«The Wilds» Die wahre Hölle ist der Teenie-Alltag

Von Lukas Rüttimann

6.1.2021

Der junge Cast von «The Wilds».
Der junge Cast von «The Wilds».
Amazon

In der Amazon-Serie «The Wilds» strandet eine Gruppe von Teenagerinnen auf einer einsamen Insel. Das ist spannend und trifft den Zeitgeist – trotz oder gerade wegen Corona.

Young Adult? Wer um dieses Thema einen weiten Bogen macht, hat allen Grund dazu. Schliesslich hat Hollywood in der Zeit nach «Twilight» nichts unversucht gelassen, diese Sorte Film (und Serien) nachhaltig in Grund und Boden zu fahren. Doch wer seit Flops wie «Mortal Instruments» oder «The Host» keinen Bock mehr auf Teenager am Rande des Nervenzusammenbruchs hat, tut dem Genre Unrecht. Denn wie «The Wilds» nun zeigt, können Teenie-Dramen nach wie vor eine dankbare Vorlage für unterhaltsamen, spannenden und durchaus tiefsinnigen Stoff sein. Man muss sie bloss clever inszenieren.

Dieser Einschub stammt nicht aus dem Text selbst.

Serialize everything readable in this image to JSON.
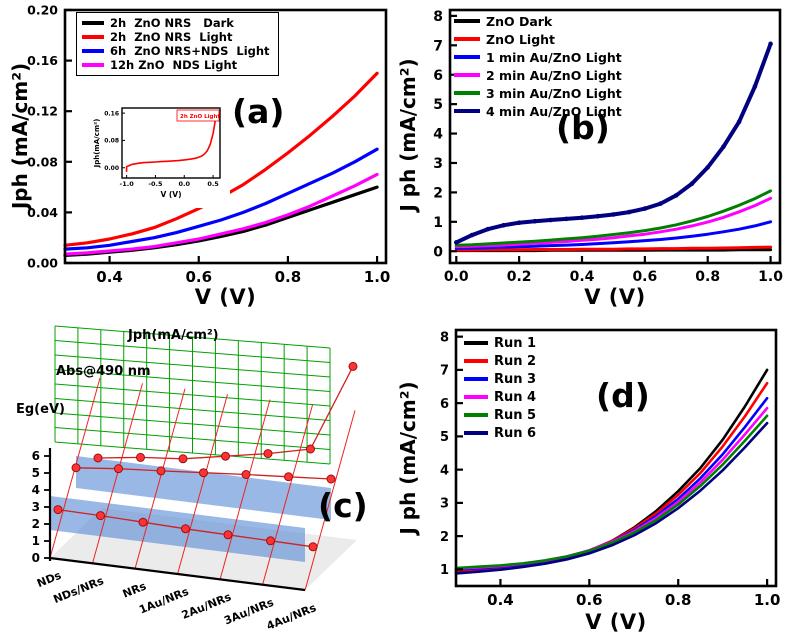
{
  "figure": {
    "background": "#ffffff"
  },
  "chart_data": [
    {
      "panel": "a",
      "panel_label": "(a)",
      "type": "line",
      "xlabel": "V (V)",
      "ylabel": "Jph (mA/cm²)",
      "xlim": [
        0.3,
        1.02
      ],
      "ylim": [
        0,
        0.2
      ],
      "xticks": [
        "0.4",
        "0.6",
        "0.8",
        "1.0"
      ],
      "yticks": [
        "0.00",
        "0.04",
        "0.08",
        "0.12",
        "0.16",
        "0.20"
      ],
      "x": [
        0.3,
        0.35,
        0.4,
        0.45,
        0.5,
        0.55,
        0.6,
        0.65,
        0.7,
        0.75,
        0.8,
        0.85,
        0.9,
        0.95,
        1.0
      ],
      "series": [
        {
          "name": "2h  ZnO NRS   Dark",
          "color": "#000000",
          "values": [
            0.006,
            0.007,
            0.0085,
            0.01,
            0.012,
            0.0145,
            0.0175,
            0.021,
            0.025,
            0.03,
            0.036,
            0.042,
            0.048,
            0.054,
            0.06
          ]
        },
        {
          "name": "2h  ZnO NRS  Light",
          "color": "#ff0000",
          "values": [
            0.014,
            0.016,
            0.019,
            0.023,
            0.028,
            0.035,
            0.043,
            0.052,
            0.062,
            0.074,
            0.087,
            0.101,
            0.116,
            0.132,
            0.15
          ]
        },
        {
          "name": "6h  ZnO NRS+NDS  Light",
          "color": "#0000ff",
          "values": [
            0.011,
            0.012,
            0.014,
            0.017,
            0.02,
            0.024,
            0.029,
            0.034,
            0.04,
            0.047,
            0.055,
            0.063,
            0.071,
            0.08,
            0.09
          ]
        },
        {
          "name": "12h ZnO  NDS Light",
          "color": "#ff00ff",
          "values": [
            0.007,
            0.008,
            0.0095,
            0.011,
            0.013,
            0.016,
            0.019,
            0.023,
            0.027,
            0.032,
            0.038,
            0.045,
            0.053,
            0.061,
            0.07
          ]
        }
      ],
      "inset": {
        "type": "line",
        "legend": "2h ZnO Light",
        "xlabel": "V (V)",
        "ylabel": "Jph(mA/cm²)",
        "color": "#ff0000",
        "xlim": [
          -1.08,
          0.62
        ],
        "ylim": [
          -0.03,
          0.175
        ],
        "xticks": [
          "-1.0",
          "-0.5",
          "0.0",
          "0.5"
        ],
        "yticks": [
          "0.00",
          "0.08",
          "0.16"
        ],
        "x": [
          -1.0,
          -1.0,
          -0.9,
          -0.8,
          -0.7,
          -0.6,
          -0.5,
          -0.4,
          -0.3,
          -0.2,
          -0.1,
          0.0,
          0.1,
          0.2,
          0.3,
          0.35,
          0.4,
          0.45,
          0.5,
          0.53,
          0.56
        ],
        "values": [
          -0.012,
          0.003,
          0.01,
          0.013,
          0.015,
          0.016,
          0.017,
          0.018,
          0.019,
          0.02,
          0.021,
          0.023,
          0.025,
          0.028,
          0.034,
          0.04,
          0.05,
          0.068,
          0.1,
          0.13,
          0.162
        ]
      }
    },
    {
      "panel": "b",
      "panel_label": "(b)",
      "type": "line",
      "xlabel": "V (V)",
      "ylabel": "J ph (mA/cm²)",
      "xlim": [
        -0.02,
        1.03
      ],
      "ylim": [
        -0.4,
        8.2
      ],
      "xticks": [
        "0.0",
        "0.2",
        "0.4",
        "0.6",
        "0.8",
        "1.0"
      ],
      "yticks": [
        "0",
        "1",
        "2",
        "3",
        "4",
        "5",
        "6",
        "7",
        "8"
      ],
      "x": [
        0,
        0.05,
        0.1,
        0.15,
        0.2,
        0.25,
        0.3,
        0.35,
        0.4,
        0.45,
        0.5,
        0.55,
        0.6,
        0.65,
        0.7,
        0.75,
        0.8,
        0.85,
        0.9,
        0.95,
        1.0
      ],
      "series": [
        {
          "name": "ZnO Dark",
          "color": "#000000",
          "values": [
            0.02,
            0.02,
            0.02,
            0.02,
            0.02,
            0.02,
            0.03,
            0.03,
            0.03,
            0.03,
            0.03,
            0.03,
            0.03,
            0.04,
            0.04,
            0.04,
            0.04,
            0.04,
            0.05,
            0.05,
            0.05
          ]
        },
        {
          "name": "ZnO Light",
          "color": "#ff0000",
          "values": [
            0.04,
            0.04,
            0.05,
            0.05,
            0.05,
            0.06,
            0.06,
            0.06,
            0.07,
            0.07,
            0.07,
            0.08,
            0.08,
            0.09,
            0.09,
            0.1,
            0.1,
            0.11,
            0.12,
            0.13,
            0.14
          ]
        },
        {
          "name": "1 min Au/ZnO Light",
          "color": "#0000ff",
          "values": [
            0.1,
            0.11,
            0.12,
            0.14,
            0.15,
            0.17,
            0.19,
            0.21,
            0.23,
            0.26,
            0.29,
            0.32,
            0.36,
            0.4,
            0.45,
            0.51,
            0.58,
            0.66,
            0.75,
            0.86,
            1.0
          ]
        },
        {
          "name": "2 min Au/ZnO Light",
          "color": "#ff00ff",
          "values": [
            0.15,
            0.17,
            0.19,
            0.21,
            0.24,
            0.27,
            0.3,
            0.33,
            0.37,
            0.41,
            0.46,
            0.52,
            0.58,
            0.66,
            0.75,
            0.86,
            0.99,
            1.15,
            1.34,
            1.55,
            1.8
          ]
        },
        {
          "name": "3 min Au/ZnO Light",
          "color": "#008000",
          "values": [
            0.2,
            0.22,
            0.25,
            0.28,
            0.31,
            0.34,
            0.38,
            0.42,
            0.46,
            0.51,
            0.57,
            0.63,
            0.7,
            0.79,
            0.9,
            1.03,
            1.18,
            1.36,
            1.56,
            1.79,
            2.05
          ]
        },
        {
          "name": "4 min Au/ZnO Light",
          "color": "#000080",
          "marker": true,
          "values": [
            0.3,
            0.55,
            0.75,
            0.88,
            0.97,
            1.02,
            1.06,
            1.1,
            1.14,
            1.19,
            1.25,
            1.33,
            1.45,
            1.62,
            1.9,
            2.3,
            2.85,
            3.55,
            4.4,
            5.6,
            7.05
          ]
        }
      ]
    },
    {
      "panel": "c",
      "panel_label": "(c)",
      "type": "line-3d",
      "axis_labels": [
        "Jph(mA/cm²)",
        "Abs@490 nm",
        "Eg(eV)"
      ],
      "yticks": [
        "0",
        "1",
        "2",
        "3",
        "4",
        "5",
        "6"
      ],
      "categories": [
        "NDs",
        "NDs/NRs",
        "NRs",
        "1Au/NRs",
        "2Au/NRs",
        "3Au/NRs",
        "4Au/NRs"
      ],
      "series": [
        {
          "name": "Jph(mA/cm²)",
          "color": "#ff2222",
          "values": [
            0.6,
            0.9,
            1.1,
            1.5,
            1.9,
            2.4,
            6.8
          ]
        },
        {
          "name": "Abs@490 nm",
          "color": "#ff2222",
          "values": [
            0.45,
            0.55,
            0.62,
            0.7,
            0.78,
            0.85,
            0.92
          ]
        },
        {
          "name": "Eg(eV)",
          "color": "#ff2222",
          "values": [
            3.2,
            3.15,
            3.05,
            2.95,
            2.9,
            2.85,
            2.8
          ]
        }
      ]
    },
    {
      "panel": "d",
      "panel_label": "(d)",
      "type": "line",
      "xlabel": "V (V)",
      "ylabel": "J ph (mA/cm²)",
      "xlim": [
        0.3,
        1.02
      ],
      "ylim": [
        0.5,
        8.2
      ],
      "xticks": [
        "0.4",
        "0.6",
        "0.8",
        "1.0"
      ],
      "yticks": [
        "1",
        "2",
        "3",
        "4",
        "5",
        "6",
        "7",
        "8"
      ],
      "x": [
        0.3,
        0.35,
        0.4,
        0.45,
        0.5,
        0.55,
        0.6,
        0.65,
        0.7,
        0.75,
        0.8,
        0.85,
        0.9,
        0.95,
        1.0
      ],
      "series": [
        {
          "name": "Run 1",
          "color": "#000000",
          "values": [
            0.92,
            0.96,
            1.0,
            1.08,
            1.18,
            1.33,
            1.55,
            1.85,
            2.25,
            2.75,
            3.35,
            4.05,
            4.9,
            5.9,
            7.0
          ]
        },
        {
          "name": "Run 2",
          "color": "#ff0000",
          "values": [
            0.96,
            1.0,
            1.05,
            1.12,
            1.22,
            1.36,
            1.57,
            1.85,
            2.22,
            2.68,
            3.24,
            3.9,
            4.7,
            5.6,
            6.6
          ]
        },
        {
          "name": "Run 3",
          "color": "#0000ff",
          "values": [
            1.0,
            1.03,
            1.08,
            1.15,
            1.25,
            1.38,
            1.57,
            1.83,
            2.17,
            2.6,
            3.12,
            3.74,
            4.46,
            5.28,
            6.15
          ]
        },
        {
          "name": "Run 4",
          "color": "#ff00ff",
          "values": [
            1.02,
            1.06,
            1.1,
            1.17,
            1.26,
            1.39,
            1.57,
            1.82,
            2.14,
            2.54,
            3.03,
            3.62,
            4.3,
            5.06,
            5.85
          ]
        },
        {
          "name": "Run 5",
          "color": "#008000",
          "values": [
            1.04,
            1.08,
            1.12,
            1.18,
            1.27,
            1.39,
            1.56,
            1.8,
            2.1,
            2.48,
            2.95,
            3.51,
            4.15,
            4.87,
            5.62
          ]
        },
        {
          "name": "Run 6",
          "color": "#000080",
          "values": [
            0.88,
            0.93,
            0.99,
            1.07,
            1.17,
            1.3,
            1.48,
            1.72,
            2.02,
            2.39,
            2.84,
            3.37,
            3.98,
            4.67,
            5.4
          ]
        }
      ]
    }
  ]
}
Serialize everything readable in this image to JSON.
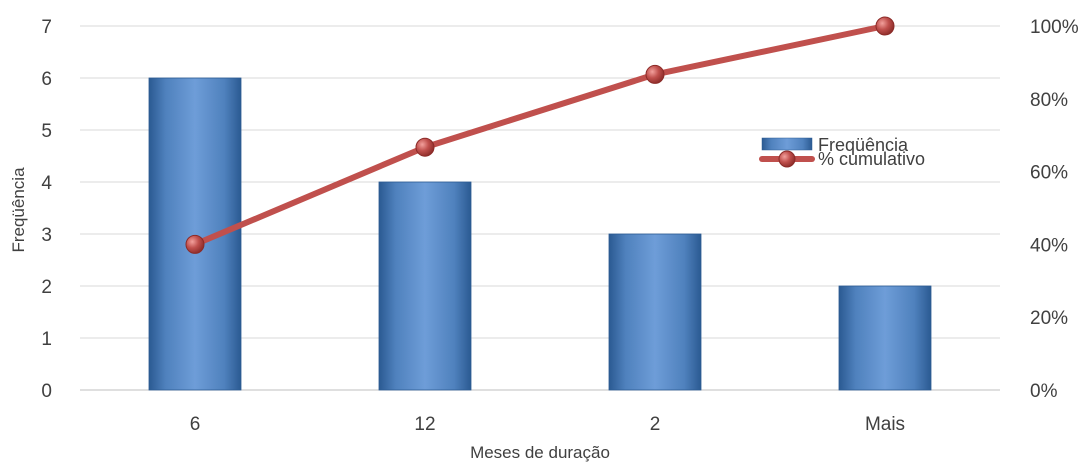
{
  "chart_data": {
    "type": "bar",
    "categories": [
      "6",
      "12",
      "2",
      "Mais"
    ],
    "series": [
      {
        "name": "Freqüência",
        "type": "bar",
        "axis": "left",
        "values": [
          6,
          4,
          3,
          2
        ],
        "color": "#4F81BD"
      },
      {
        "name": "% cumulativo",
        "type": "line",
        "axis": "right",
        "values": [
          40,
          66.7,
          86.7,
          100
        ],
        "color": "#C0504D"
      }
    ],
    "xlabel": "Meses de duração",
    "ylabel": "Freqüência",
    "ylim": [
      0,
      7
    ],
    "yticks": [
      "0",
      "1",
      "2",
      "3",
      "4",
      "5",
      "6",
      "7"
    ],
    "y2lim": [
      0,
      100
    ],
    "y2ticks": [
      "0%",
      "20%",
      "40%",
      "60%",
      "80%",
      "100%"
    ],
    "grid": true,
    "legend_position": "right"
  }
}
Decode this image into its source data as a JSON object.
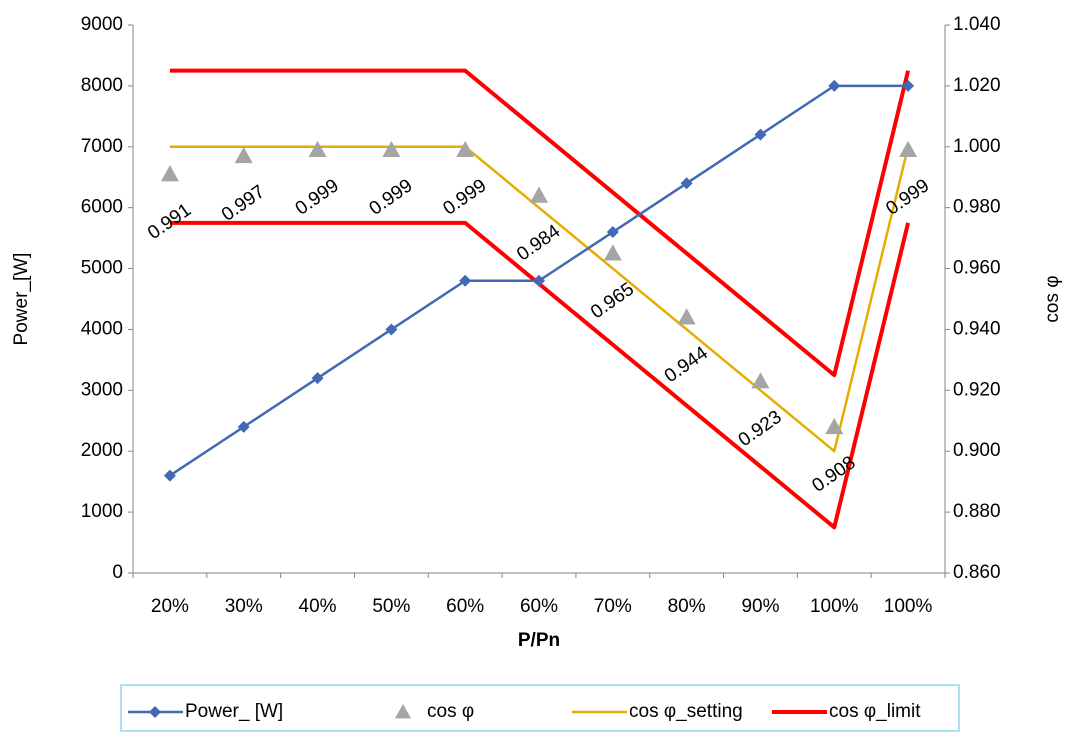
{
  "chart_data": {
    "type": "line",
    "x_label": "P/Pn",
    "y_label": "Power_[W]",
    "y2_label": "cos φ",
    "categories": [
      "20%",
      "30%",
      "40%",
      "50%",
      "60%",
      "60%",
      "70%",
      "80%",
      "90%",
      "100%",
      "100%"
    ],
    "ylim": [
      0,
      9000
    ],
    "yticks": [
      0,
      1000,
      2000,
      3000,
      4000,
      5000,
      6000,
      7000,
      8000,
      9000
    ],
    "y2lim": [
      0.86,
      1.04
    ],
    "y2ticks": [
      {
        "value": 0.86,
        "label": "0.860"
      },
      {
        "value": 0.88,
        "label": "0.880"
      },
      {
        "value": 0.9,
        "label": "0.900"
      },
      {
        "value": 0.92,
        "label": "0.920"
      },
      {
        "value": 0.94,
        "label": "0.940"
      },
      {
        "value": 0.96,
        "label": "0.960"
      },
      {
        "value": 0.98,
        "label": "0.980"
      },
      {
        "value": 1.0,
        "label": "1.000"
      },
      {
        "value": 1.02,
        "label": "1.020"
      },
      {
        "value": 1.04,
        "label": "1.040"
      }
    ],
    "series": [
      {
        "name": "Power_ [W]",
        "color": "#4169b4",
        "marker": "diamond",
        "values": [
          1600,
          2400,
          3200,
          4000,
          4800,
          4800,
          5600,
          6400,
          7200,
          8000,
          8000
        ]
      },
      {
        "name": "cos φ",
        "color": "#a5a5a5",
        "marker": "triangle",
        "axis": "y2",
        "data_labels": true,
        "values": [
          0.991,
          0.997,
          0.999,
          0.999,
          0.999,
          0.984,
          0.965,
          0.944,
          0.923,
          0.908,
          0.999
        ]
      },
      {
        "name": "cos φ_setting",
        "color": "#e6ac00",
        "axis": "y2",
        "values": [
          1.0,
          1.0,
          1.0,
          1.0,
          1.0,
          0.98,
          0.96,
          0.94,
          0.92,
          0.9,
          1.0
        ]
      },
      {
        "name": "cos φ_limit",
        "color": "#ff0000",
        "axis": "y2",
        "values": [
          1.025,
          1.025,
          1.025,
          1.025,
          1.025,
          1.005,
          0.985,
          0.965,
          0.945,
          0.925,
          1.025
        ],
        "lower_values": [
          0.975,
          0.975,
          0.975,
          0.975,
          0.975,
          0.955,
          0.935,
          0.915,
          0.895,
          0.875,
          0.975
        ]
      }
    ]
  }
}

Amazon ist das mit seiner ersten YA-Serie zweifellos gelungen. In «The Wilds» verschlägt es eine Gruppe von jungen Frauen auf eine einsame Insel, nachdem ihr Privatjet auf dem Weg nach Hawaii ins Meer gestürzt ist. Statt eines Selbstfindungscamps im luxuriösen Lifestyle-Ressort erhalten die Teenies deshalb einen Survival-Crashkurs auf einer einsamen Insel mitten im Pazifik. Oder etwa doch nicht? Am Ende der ersten Episode sieht man, wie die Gruppe aus einer Art Kommandozentrum per Videoscreens überwacht wird.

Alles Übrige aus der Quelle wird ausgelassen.